Pacific Petroleums (acquired by Petro-Canada) had already built a straddle plant at Empress to extract liquids, so Dome’s idea was not new. However, Dome built a much larger facility there. The facility was constructed on a patch of bald prairie in the early 1970s. The owners were Dome and a TransCanada subsidiary, which later sold its interest to PanCanadian Petroleums.

The NGLs recovered at the new Empress plant needed to be transported to market, and the largest markets continued to be in the US Midwest. So Dome built injection facilities at nearby Kerrobert, Saskatchewan. Those facilities enabled Dome to inject additional liquids into the batches that were flowing from Fort Saskatchewan through Interprovincial Pipeline.

At the same time the team of Dow Chemicals, Nova and Dome put together the Alberta Ethane Project. This plan was essentially a $1.5 billion blueprint for the creation of a petrochemicals business in Alberta based on natural gas liquids, especially ethane. And the plan took on a political life of its own, since it offered the opportunity for value-added products to be manufactured in Alberta for export. The provincial government stood four-square behind it.

===Other components===
The plan consisted of four components. The straddle plants at Empress were the first. The second was a petrochemical complex at Joffre — then a village near the city of Red Deer — to convert ethane to the petrochemical feedstock ethylene. This would form the basis for a petrochemical manufacturing centre. That centre grew dramatically during the decades that followed. By the late 1990s, ten large-scale petrochemical plants were operating there.

A third component was the Alberta Ethane Gathering System (AEGS,) which would deliver ethane from Alberta straddle plants to storage caverns at Fort Saskatchewan. This system would include a reversible connection to the Joffre petrochemical complex. In addition, one leg of the AEGS pipeline would connect Empress, which would soon become the largest gas processing centre in the world.

The fourth component was the Cochin Pipeline, which would ship ethylene from Alberta to Sarnia, and would also export ethane and propane to the US. The world’s longest NGL pipeline went on stream in 1978. Amoco had the opportunity to participate in this venture, but chose not to do so. (There is irony in this, since Amoco became operator of both the Cochin pipeline and Empress after the acquisition of Dome.)

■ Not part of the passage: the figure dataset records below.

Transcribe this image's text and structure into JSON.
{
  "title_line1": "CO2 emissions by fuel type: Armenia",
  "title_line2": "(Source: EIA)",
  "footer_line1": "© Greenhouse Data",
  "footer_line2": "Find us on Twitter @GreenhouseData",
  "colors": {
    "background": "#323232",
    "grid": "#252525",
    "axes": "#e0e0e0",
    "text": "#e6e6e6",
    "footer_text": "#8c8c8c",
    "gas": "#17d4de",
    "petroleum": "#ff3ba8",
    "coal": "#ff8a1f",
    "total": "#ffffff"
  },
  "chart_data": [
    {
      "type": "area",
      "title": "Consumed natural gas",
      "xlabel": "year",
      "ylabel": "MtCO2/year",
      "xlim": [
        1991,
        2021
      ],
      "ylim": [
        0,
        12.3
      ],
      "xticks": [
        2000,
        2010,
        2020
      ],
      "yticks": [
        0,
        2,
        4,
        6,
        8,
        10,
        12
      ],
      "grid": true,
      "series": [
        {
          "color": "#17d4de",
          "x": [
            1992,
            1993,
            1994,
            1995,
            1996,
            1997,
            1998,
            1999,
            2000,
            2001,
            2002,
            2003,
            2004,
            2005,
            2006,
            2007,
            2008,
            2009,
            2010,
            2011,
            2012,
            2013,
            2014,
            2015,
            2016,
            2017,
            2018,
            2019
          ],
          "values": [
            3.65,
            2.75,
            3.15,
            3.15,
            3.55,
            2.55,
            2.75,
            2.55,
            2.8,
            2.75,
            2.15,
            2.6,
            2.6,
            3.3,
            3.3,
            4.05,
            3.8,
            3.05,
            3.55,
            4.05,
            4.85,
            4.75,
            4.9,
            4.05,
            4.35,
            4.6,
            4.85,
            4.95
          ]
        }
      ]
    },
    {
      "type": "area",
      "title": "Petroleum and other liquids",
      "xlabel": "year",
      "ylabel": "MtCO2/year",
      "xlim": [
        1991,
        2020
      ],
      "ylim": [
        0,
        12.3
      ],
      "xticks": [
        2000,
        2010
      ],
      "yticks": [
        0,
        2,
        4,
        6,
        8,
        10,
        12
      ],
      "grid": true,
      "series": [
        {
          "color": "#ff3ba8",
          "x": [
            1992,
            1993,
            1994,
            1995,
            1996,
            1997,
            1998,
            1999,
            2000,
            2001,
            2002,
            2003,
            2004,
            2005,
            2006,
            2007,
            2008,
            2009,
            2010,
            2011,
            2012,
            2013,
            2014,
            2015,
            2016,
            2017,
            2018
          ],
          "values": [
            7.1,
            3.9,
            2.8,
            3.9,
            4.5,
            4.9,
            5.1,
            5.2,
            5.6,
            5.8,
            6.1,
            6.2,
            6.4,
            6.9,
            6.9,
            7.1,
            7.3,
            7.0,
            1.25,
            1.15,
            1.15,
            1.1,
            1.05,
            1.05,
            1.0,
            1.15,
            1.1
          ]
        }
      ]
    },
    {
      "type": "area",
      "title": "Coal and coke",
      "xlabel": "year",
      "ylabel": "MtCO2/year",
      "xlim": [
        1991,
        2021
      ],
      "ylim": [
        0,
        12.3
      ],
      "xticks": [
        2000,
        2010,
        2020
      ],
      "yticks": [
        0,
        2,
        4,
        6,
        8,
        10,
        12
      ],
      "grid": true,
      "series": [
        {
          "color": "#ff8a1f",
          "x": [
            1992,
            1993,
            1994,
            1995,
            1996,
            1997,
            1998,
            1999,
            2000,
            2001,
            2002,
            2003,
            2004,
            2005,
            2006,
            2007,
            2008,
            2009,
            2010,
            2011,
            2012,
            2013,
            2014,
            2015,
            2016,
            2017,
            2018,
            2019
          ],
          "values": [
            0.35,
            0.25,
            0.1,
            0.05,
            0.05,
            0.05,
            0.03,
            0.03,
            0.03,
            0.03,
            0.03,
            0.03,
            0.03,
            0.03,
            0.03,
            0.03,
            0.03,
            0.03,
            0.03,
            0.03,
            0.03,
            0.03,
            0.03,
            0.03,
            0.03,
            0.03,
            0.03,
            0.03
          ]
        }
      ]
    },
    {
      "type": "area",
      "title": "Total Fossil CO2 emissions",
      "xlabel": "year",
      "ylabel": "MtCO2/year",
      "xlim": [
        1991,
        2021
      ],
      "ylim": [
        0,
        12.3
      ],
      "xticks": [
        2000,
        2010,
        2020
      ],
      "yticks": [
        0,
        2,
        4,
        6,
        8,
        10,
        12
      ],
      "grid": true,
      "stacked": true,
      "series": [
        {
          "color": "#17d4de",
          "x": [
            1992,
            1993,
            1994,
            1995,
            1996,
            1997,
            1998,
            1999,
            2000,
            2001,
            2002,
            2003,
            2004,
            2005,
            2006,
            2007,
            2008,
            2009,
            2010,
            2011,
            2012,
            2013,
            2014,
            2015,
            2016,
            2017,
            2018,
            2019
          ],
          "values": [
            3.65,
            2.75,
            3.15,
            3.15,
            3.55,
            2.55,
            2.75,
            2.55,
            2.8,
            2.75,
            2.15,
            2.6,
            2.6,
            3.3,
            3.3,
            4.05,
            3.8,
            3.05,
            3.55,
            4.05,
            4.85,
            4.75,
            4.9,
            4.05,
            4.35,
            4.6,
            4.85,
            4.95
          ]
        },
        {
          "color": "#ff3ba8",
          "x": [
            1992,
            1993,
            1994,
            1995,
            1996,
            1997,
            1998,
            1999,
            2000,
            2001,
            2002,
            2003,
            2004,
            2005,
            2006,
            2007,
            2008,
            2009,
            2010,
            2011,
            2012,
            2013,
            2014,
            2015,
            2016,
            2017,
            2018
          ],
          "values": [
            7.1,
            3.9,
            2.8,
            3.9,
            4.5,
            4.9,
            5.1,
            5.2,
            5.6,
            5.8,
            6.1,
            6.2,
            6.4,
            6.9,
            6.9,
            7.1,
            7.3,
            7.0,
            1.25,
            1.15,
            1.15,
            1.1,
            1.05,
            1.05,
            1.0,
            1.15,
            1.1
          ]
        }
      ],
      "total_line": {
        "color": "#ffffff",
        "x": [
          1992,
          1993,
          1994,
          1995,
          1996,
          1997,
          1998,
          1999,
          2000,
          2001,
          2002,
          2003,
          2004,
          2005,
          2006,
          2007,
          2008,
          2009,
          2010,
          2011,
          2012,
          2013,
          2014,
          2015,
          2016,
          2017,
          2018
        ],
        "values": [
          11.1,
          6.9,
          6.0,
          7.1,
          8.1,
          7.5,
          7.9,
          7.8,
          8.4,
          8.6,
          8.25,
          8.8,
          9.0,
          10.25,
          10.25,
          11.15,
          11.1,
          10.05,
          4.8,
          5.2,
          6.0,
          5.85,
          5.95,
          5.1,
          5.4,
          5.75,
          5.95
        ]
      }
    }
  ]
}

To complete the picture of the Canadian liquids business, it is worth noting that in 1977 Amoco and Dome bought the Canadian assets of Goliad Oil and Gas Company. This increased the supply of liquids available to Amoco by about 1800 oilbbl/d. But this acquisition also had symbolic importance, since Goliad had such a key role in the early liquids business.

Although not primarily related to the liquids business, the merger with Dome brought Amoco another large transportation system. The Rangeland Pipeline, which was originally developed by Hudson’s Bay Oil and Gas, by 1998 moved about 130000 oilbbl of oil per day. Because the company had developed pipeline expertise primarily through the liquids business, Amoco’s liquids organization operated the line.

While Amoco and Dome were the lead players in developing Canada’s liquids industry, neither company neglected exploration, development and production operations. Both companies helped pioneer conventional exploration and production in western Canada during the 1950s and '60s. And beginning in the 1960s, they were also pioneers in Canada’s geographic frontiers and in oil sands and heavy oil development.

==Metric conversions==
- One cubic metre of oil = 6.29 barrels.
- One cubic metre of natural gas = 35.49 cubic feet.
- One kilopascal = 1% of atmospheric pressure (near sea level).

Canada's oil measure, the cubic metre, is unique in the world. It is metric in the sense that it uses metres, but it is based on volume so that Canadian units can be easily converted into barrels. In the rest of the metric world, the standard for measuring oil is the tonne. The advantage of the latter measure is that it reflects oil quality. In general, lower grade oils are heavier.